Г.Б. Волчек
«ЭТО БЫЛО СЧАСТЬЕ…»
Спасибо огромное за это приглашение, за приобщение к тому, что никогда в жизни не уйдет — ни из памяти, ни из сердца. Пережить этот момент, не момент, а достаточно много моментов, связанных с Александром Исаевичем — это было счастье. Это был абсолютный «ожог» — то, что мы испытали. И когда нас допустили на ту территорию, куда нам запрещено было, вообще, выдвигаться и ногу ставить, и угол зрения наш был очерчен совершенно иначе, и мы сумели увидеть, прочитать, да еще и познакомиться с этим человеком! Мы — счастливые. Мы с ним не просто познакомились — мы с ним общались, и это никогда не забыть — никогда!

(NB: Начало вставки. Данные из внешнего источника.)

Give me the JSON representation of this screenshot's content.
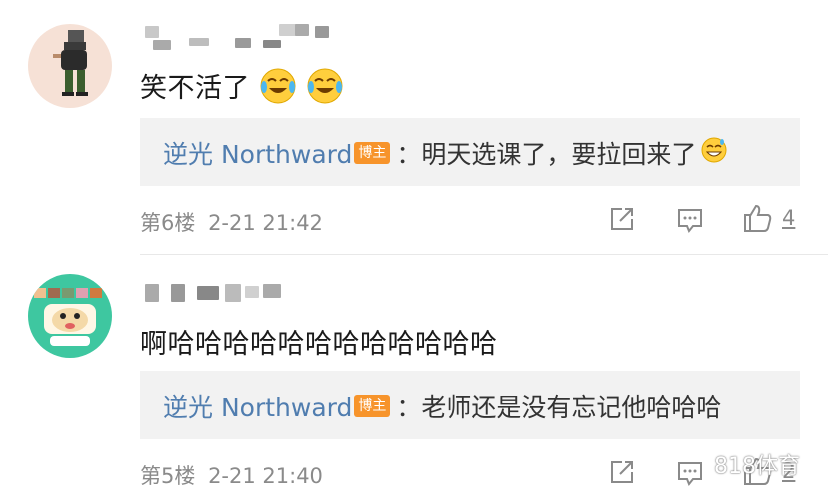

Ну, можете себе представить, что это такое, когда нам звонят в театр и говорят: «К вам хочет прийти Солженицын». Тут начался такой переполох! Но говорят: «Но только — в узком кругу». Ну, у нас круг был и так неширокий, но, тем не менее, Ефремов отобрал пять-шесть человек, которые были в совете (у нас был такой совет). И вот стоят эти пять или шесть человек, и я в том числе, в маленькой комнате, и входит Александр Исаевич. Мы все, как привороженные, смотрим на него. Тогда он был очень необычный. Кто видел Александра Исаевича в то время, тот помнит. На нем был такой синий макинтош, или плащ, как, ходили водители троллейбусов, такой на клетчатой подкладочке, такой стоячий — он никак не прилегал к телу. В шляпе, и со своим знаменитым портфелем. И очень делово, «рентгеновским» глазом посмотрел на всех шесть человек. Ну что такое знакомство первое — это же формальный момент, ясное дело! Пожимание рук шести людям. Но это только не для Александра Исаевича! Он и в этом был абсолютно целесообразен. Он не делал того, что для него не обязательно, или не необходимо. Вот стоит человек, протягивает руку и говорит, там: «Иванов». Он смотрит в глаза, пожимает руку. Следующий говорит: «Петров». Пожимает руку. Следующий называет свою фамилию, он ее не совсем понял и говорит: «Не понял?» Ну, кто бы это еще бы в этой ситуации сосредоточился на том, чтобы запомнить одну из шести фамилий — как она правильно звучит! Тот сказал, назвал, но он опять не расслышал, или не понял. И — снова: «Не понял?» Тот повторил, и Александр Исаевич успокоился и пошел дальше к следующему.
Потом уже, когда — я не смею сказать — подружились, но могу сказать сблизились немножко, — он приходил к нам довольно часто в театр. Но, вот опять же, типичный Александр Исаевич. Это опять из той же целесообразности, из того же отсутствия любого пустословия, ханжества… Кто-то из нас спросил: «Александр Исаевич, мы знаем, что у Вас есть стихи. А Вы принесете нам в следующий раз почитать?» Ну как человек реагирует обычно? Говорит: «Да», или «Нет», как-то так. Александр Исаевич, дослушав последнюю букву, не сделав паузы почти ни секунды, говорит: «Я продумаю этот вопрос». Понимаете, вот это все создавало такую уникальную абсолютно личность, которую ни забыть нельзя, нельзя ни с кем перепутать. Он — один, он — такой.
Я не говорю сейчас о книге. Про нее уже люди, более имеющие, так сказать, право на обсуждение литературы, тут говорили. Ясное дело, что не было нормального человека, который бы не читал этой книги и не восхищался бы тем, что прорвана эта завеса. А потом — уже и другое. Я помню, что, когда я прочитала «Матрёнин двор», и дочитала до конца, я тут же, пяти минут не сделав паузы, перевернула и начала читать второй раз. Это, очевидно, у каждого по-своему.
Я счастлива, рада тому, что такие люди, как вы, — и, в основном, поклон мой Наталии Дмитриевне, — так активно сберегают память об Александре Исаевиче. Не просто: «Мы помним — и помним». А вы немало для этого делаете, и заражаете этим то поколение, которое, неизвестно еще способно ли что-то воспринять, но, по крайней мере, попытку эту вы делаете. Спасибо вам большое!